Drosophila melanogaster is an excellent model organism to study neurodegeneration. Assessing evident neurodegeneration within the fly brain involves the laborious preparation of thin-sectioned H&E-stained heads to visualize brain vacuole degeneration. Here, we present an advanced microscopy-based protocol, without the need for sectioning, to detect vacuole degeneration within whole fly brains by applying commonly used stains to reveal the brain parenchyma. This approach preserves the whole-brain architecture and enables rapid, reproducible, and quantitative analyses of vacuole-like degeneration associated with specific brain regions. For complete details on the use and execution of this protocol, please refer to Behnke et al. (2021).

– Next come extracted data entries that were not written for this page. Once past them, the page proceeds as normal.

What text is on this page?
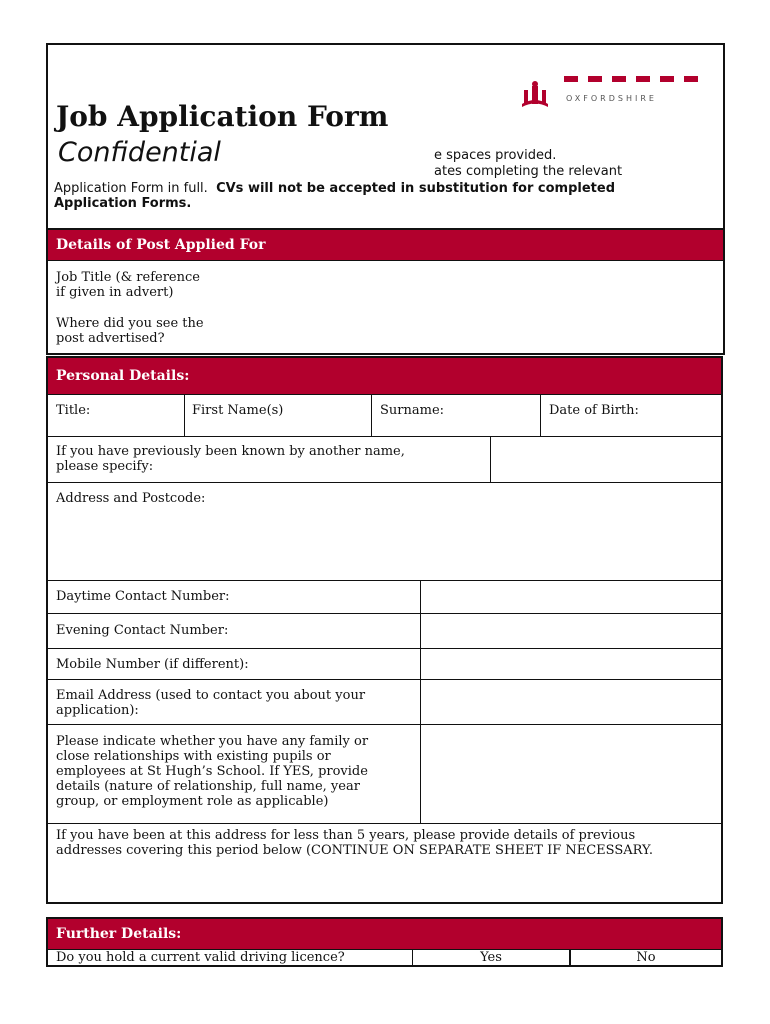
OXFORDSHIRE
Job Application Form
Confidential	e spaces provided.
ates completing the relevant
Application Form in full. CVs will not be accepted in substitution for completed
Application Forms.
Details of Post Applied For
Job Title (& reference
if given in advert)
Where did you see the
post advertised?
Personal Details:
Title:	First Name(s)	Surname:	Date of Birth:
If you have previously been known by another name,
please specify:
Address and Postcode:
Daytime Contact Number:
Evening Contact Number:
Mobile Number (if different):
Email Address (used to contact you about your
application):
Please indicate whether you have any family or
close relationships with existing pupils or
employees at St Hugh’s School. If YES, provide
details (nature of relationship, full name, year
group, or employment role as applicable)
If you have been at this address for less than 5 years, please provide details of previous
addresses covering this period below (CONTINUE ON SEPARATE SHEET IF NECESSARY.
Further Details:
Do you hold a current valid driving licence?	Yes	No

Keywords: Microscopy; Model Organisms; Neuroscience.

Graphical abstract

Figure 1

Organization of Drosophila whole-brain mounts (A) Brains are positioned in a uniform fashion at 45° to maximize the field of view for microscopy and minimize space on the microscope slide. Alternatively, for mispositioned brains, most microscope imaging software have a rotation function that can be used to fully capture the entire brain’s field of view. Scale bar = 1 mm. (B) Cartoon schematic of physiologically normal holes. For additional reference, please refer to Virtual Fly Brain Resource (Milyaev, Osumi-Sutherland et al. 2011):https://v2.virtualflybrain.org/org.geppetto.frontend/geppetto?id=FBbt_00045046&i=VFB_00101567

Figure 2

Detecting neurodegeneration in Drosophila whole-brain mounts (A) Representative max projection of whole-brain mount stained with DAPI (blue) and phalloidin (magenta) and imaged using two-photon microscopy. White scale bar =100 μm. (B) Representative montage of Z-stack showing range of acquired brain slices. White scale bar =100 μm. (C) Validation of vacuoles showing representative brain slice from young (3–5 day old) nSyb-GAL4, aged (5-week-old) nSyb-GAL4 and nSyb>hTau flies. Green outline corresponds to physiologically normal holes. Yellow outline corresponds to pathological degenerative vacuoles. Yellow scale bar =50 μm. (D) Shaded region from (C) showing representative vacuoles (yellow arrows) and physiologically normal hole (green arrow). Gray scale bar =24 μm. Vacuoles correspond to loss of neuropil. Co-labeling with neuropil-specific marker, discs large (magenta; DLG, a post-synaptic density 95 homolog) reveals region devoid of DAPI and phalloidin (gray) is found within region of neuropil. (E and F) Boxplot quantification of (E) vacuole number and (F) area from young and aged nSyb-GAL4 and young and aged nSyb>hTau flies. Mann–Whitney U test between young and aged groups and between aged nSyb-GAL4 and nSyb>hTau, with Bonferroni correction. Boxplots in (E and F) contain individually plotted values with whiskers corresponding to the maximum 1.5 interquartile range.

Figure 3

Comparison of vacuole imaging using confocal and two-photon microscopy (A–C) Anterior and (A′–C′) middle regions of the same representative brain imaged under (A, A′) 5% confocal laser power, (B, B′) 5%–10% z-corrected confocal laser power, and (C,C′) 3% two-photon laser power. Whole-brain mounts stained with DAPI to detect nuclei and phalloidin to detect actin (brain parenchyma). Yellow arrows indicate the presence of vacuoles. Scale bar = 100 μm.